Buradasınız
Yönetmen ve Senarist Ali Özgentürk’e Veda

Toplumsal belleğin, işçi sınıfı mücadelesinin ve devrimci sanatın savunucularından, yönetmen ve senarist Ali Özgentürk, 15 Mayısta, 80 yaşında hayata gözlerini yumdu. Sinema tarihine unutulmaz eserler kazandıran Özgentürk, aynı zamanda işçi sınıfı mücadelesinin ve toplumsal belleğin sinemadaki tanığıydı. Grev alanlarından gecekondu semtlerine, eylemlerden sinema salonlarına, bir ömrü işçi sınıfının ve halkın hikâyelerine adadı.
Özgentürk için 16 Mayısta İstanbul Beyoğlu’ndaki Atlas Sinemasında bir anma töreni gerçekleştirildi. Törene DİSK Birleşik Metal-İş, Sine-Sen ve Türkiye Yazarlar Sendikası yöneticileri, oyuncular, yazarlar, aydınlar, ailesi, dostları ve mücadele arkadaşları katıldı. Törende Zafer Özgentürk’ün hazırladığı “Ali Habip Özgentürk, Hayatım En Güzel Filmim” belgeseli izlendi. Ardından usta oyuncular Nur Sürer, Menderes Samancılar, Halil Ergün, Türkiye Yazarlar Sendikası yöneticilerinden Mustafa Köz ve daha pek çok sanatçı dostu, Ali Özgentürk’ün sinemadaki emeğine ve mücadeleci kişiliğine dair duygulu konuşmalar gerçekleştirdiler. Eski eşi ve yıllarca yol arkadaşı olan Işıl Özgentürk, kardeşi Nebil Özgentürk ve kızı Simay Özgentürk sahneye çıkarak onun yaşamına, sanatına ve insanlığına dair anılarını paylaştılar. Ali Özgentürk’ün sanatı kadar mücadelesine de tanıklık etmiş olan dostları, onun yaşamını ve bıraktığı mirası alkışlarla selamladı.

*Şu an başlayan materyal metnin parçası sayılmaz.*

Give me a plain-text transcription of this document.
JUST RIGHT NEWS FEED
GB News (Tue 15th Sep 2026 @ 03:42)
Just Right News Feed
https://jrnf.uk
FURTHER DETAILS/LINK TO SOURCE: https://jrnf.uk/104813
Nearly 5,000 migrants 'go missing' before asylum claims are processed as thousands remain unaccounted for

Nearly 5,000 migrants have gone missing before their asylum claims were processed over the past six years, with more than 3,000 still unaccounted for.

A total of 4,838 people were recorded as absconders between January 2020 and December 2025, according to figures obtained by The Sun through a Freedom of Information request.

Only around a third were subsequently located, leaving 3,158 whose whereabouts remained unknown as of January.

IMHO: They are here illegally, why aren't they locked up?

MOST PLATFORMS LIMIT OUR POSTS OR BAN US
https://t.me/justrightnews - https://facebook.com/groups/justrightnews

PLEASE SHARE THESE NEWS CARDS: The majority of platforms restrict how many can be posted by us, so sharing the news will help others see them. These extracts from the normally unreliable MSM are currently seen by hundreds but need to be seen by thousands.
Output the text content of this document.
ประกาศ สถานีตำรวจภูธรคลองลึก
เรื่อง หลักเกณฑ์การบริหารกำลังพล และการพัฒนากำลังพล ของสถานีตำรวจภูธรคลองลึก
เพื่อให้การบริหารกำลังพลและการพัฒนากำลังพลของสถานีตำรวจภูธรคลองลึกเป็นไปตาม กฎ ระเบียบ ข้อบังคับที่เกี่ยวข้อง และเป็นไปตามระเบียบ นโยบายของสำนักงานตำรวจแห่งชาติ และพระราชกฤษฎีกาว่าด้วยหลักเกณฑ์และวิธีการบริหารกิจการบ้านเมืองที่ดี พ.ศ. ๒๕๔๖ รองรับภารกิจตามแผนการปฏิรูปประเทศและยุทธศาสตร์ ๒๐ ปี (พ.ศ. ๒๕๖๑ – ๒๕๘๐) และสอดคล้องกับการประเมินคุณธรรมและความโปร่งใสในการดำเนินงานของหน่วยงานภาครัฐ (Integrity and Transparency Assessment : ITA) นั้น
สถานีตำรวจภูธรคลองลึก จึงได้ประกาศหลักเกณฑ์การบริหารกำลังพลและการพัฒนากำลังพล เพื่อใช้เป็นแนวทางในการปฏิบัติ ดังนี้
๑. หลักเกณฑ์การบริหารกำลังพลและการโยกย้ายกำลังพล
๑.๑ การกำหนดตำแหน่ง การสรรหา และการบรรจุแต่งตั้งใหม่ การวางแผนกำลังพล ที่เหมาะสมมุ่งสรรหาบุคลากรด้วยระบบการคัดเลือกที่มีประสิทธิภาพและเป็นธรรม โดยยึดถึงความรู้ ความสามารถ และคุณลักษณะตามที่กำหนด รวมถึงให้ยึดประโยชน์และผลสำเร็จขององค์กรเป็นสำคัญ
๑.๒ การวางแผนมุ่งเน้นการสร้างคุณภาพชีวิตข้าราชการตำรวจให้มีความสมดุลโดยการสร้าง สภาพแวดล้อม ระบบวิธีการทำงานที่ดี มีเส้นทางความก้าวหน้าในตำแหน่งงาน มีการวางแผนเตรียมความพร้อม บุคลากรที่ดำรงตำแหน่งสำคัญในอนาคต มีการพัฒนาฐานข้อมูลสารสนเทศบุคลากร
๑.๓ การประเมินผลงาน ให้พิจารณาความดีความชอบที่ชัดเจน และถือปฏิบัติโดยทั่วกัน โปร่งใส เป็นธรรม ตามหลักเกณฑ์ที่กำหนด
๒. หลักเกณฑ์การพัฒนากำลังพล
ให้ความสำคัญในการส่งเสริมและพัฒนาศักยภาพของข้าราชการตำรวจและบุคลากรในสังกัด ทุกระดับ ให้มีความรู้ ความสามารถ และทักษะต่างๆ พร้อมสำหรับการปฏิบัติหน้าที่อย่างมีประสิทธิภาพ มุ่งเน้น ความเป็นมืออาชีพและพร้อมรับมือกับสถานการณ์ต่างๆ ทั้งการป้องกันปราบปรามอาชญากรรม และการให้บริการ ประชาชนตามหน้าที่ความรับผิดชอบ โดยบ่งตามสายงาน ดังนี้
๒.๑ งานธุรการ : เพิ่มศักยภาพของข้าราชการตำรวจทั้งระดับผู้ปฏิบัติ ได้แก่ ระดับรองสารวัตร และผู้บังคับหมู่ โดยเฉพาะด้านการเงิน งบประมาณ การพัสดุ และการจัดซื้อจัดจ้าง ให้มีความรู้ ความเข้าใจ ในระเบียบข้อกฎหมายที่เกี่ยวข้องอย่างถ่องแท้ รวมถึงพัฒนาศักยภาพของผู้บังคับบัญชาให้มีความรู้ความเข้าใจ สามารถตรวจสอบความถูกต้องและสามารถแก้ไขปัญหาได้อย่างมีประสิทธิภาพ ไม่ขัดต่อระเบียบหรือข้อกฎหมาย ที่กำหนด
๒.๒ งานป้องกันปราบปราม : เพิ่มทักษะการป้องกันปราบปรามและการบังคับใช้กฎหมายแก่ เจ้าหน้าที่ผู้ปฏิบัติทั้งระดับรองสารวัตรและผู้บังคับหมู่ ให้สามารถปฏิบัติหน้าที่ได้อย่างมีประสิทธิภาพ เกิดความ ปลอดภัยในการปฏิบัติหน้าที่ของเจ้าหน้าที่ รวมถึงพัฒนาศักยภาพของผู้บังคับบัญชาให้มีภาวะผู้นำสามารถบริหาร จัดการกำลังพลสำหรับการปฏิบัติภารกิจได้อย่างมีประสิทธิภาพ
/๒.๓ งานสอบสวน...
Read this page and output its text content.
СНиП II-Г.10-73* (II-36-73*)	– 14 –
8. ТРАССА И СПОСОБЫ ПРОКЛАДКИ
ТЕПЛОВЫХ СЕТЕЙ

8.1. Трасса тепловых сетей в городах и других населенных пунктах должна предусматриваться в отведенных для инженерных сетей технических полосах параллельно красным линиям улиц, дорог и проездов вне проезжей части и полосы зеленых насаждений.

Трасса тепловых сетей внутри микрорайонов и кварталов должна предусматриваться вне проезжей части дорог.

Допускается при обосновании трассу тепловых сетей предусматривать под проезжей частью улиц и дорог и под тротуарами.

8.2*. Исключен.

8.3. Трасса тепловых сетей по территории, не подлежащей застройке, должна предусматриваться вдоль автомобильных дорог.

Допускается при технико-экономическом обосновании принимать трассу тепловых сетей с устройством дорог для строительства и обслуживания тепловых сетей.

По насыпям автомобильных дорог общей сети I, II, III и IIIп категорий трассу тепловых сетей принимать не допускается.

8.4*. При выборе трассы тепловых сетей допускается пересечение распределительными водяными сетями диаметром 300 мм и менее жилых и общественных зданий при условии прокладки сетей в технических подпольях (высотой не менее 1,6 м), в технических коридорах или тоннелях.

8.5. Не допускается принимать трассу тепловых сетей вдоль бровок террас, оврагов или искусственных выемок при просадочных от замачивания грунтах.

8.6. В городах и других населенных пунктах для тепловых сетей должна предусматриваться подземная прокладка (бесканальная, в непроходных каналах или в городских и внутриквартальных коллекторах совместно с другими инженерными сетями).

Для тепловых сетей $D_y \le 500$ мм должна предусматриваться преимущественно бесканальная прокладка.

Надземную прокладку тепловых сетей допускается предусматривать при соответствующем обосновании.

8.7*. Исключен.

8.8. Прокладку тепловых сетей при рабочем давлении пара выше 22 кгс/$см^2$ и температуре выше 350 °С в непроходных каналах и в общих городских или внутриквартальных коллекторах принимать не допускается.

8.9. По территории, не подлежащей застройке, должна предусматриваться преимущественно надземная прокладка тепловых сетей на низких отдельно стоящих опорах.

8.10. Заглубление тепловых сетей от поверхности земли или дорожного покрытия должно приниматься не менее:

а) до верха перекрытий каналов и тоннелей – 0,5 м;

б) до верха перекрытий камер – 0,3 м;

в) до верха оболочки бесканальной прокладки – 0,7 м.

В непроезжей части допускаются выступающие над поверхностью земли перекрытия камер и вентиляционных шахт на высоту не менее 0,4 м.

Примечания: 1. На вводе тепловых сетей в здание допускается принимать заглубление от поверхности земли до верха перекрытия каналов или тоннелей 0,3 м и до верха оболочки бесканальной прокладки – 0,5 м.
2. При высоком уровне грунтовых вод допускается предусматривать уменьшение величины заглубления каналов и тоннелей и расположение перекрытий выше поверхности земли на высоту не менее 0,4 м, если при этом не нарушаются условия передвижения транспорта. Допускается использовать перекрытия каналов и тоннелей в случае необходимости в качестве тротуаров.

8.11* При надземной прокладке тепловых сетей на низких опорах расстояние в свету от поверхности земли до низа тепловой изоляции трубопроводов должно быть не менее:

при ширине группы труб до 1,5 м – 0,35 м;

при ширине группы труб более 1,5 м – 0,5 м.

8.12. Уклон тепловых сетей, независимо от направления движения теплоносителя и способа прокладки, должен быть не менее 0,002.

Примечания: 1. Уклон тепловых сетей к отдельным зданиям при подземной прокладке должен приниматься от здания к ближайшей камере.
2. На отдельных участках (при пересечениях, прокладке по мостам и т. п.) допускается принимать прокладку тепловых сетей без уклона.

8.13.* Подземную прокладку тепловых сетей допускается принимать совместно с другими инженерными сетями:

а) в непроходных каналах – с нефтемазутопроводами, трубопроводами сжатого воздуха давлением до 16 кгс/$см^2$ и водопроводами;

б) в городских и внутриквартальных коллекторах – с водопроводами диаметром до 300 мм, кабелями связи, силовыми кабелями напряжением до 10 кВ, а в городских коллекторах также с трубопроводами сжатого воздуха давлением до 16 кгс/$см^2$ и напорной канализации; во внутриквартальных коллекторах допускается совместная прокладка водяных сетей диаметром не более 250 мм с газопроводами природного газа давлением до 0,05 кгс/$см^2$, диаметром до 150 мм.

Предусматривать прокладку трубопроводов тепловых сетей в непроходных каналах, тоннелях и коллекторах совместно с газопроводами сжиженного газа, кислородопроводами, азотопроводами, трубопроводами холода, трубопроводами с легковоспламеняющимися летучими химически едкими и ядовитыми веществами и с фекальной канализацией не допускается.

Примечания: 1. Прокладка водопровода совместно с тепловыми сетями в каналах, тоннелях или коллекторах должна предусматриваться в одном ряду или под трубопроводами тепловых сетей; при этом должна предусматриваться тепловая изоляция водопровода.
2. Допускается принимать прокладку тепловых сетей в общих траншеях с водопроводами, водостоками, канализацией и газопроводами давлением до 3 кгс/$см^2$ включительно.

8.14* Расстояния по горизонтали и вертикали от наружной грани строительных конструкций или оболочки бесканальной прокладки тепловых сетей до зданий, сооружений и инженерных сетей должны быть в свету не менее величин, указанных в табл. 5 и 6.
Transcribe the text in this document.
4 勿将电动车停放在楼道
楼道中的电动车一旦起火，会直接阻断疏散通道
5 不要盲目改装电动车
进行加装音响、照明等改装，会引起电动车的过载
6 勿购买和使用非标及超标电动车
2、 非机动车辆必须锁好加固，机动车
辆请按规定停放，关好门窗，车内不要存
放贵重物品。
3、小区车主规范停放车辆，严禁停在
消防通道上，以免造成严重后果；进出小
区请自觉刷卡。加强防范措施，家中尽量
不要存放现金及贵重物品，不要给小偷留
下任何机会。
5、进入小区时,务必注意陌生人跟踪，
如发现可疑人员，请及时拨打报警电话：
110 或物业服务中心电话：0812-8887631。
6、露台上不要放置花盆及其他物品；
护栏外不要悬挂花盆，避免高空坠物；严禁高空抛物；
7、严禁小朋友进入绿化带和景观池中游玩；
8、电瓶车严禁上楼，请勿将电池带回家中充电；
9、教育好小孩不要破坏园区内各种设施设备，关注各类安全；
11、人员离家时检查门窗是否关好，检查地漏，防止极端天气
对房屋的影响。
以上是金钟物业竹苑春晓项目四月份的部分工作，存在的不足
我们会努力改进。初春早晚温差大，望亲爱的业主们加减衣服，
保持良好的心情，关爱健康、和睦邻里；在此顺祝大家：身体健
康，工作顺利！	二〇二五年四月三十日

Tiyatroyla başlayan bir direniş hikâyesi
Ali Özgentürk’ün düşünce dünyası, Adana’da berberlik yapan babası Süleyman Özgentürk’ün dükkânına sık sık uğrayan Yaşar Kemal ve Abidin Dino gibi aydınların etkisiyle erken yaşta şekillendi. Ortaokul ve lise yıllarında Adana Devlet Tiyatrosu’nda sahneye çıkan Özgentürk, 27 Mayıs darbesinin ardından bir köyde oynadığı tiyatro oyunu nedeniyle jandarma tarafından gözaltına alındı. Bu olay, onun hayatı boyunca sürecek olan “sanatla direnme” yolculuğunun ilk adımıydı.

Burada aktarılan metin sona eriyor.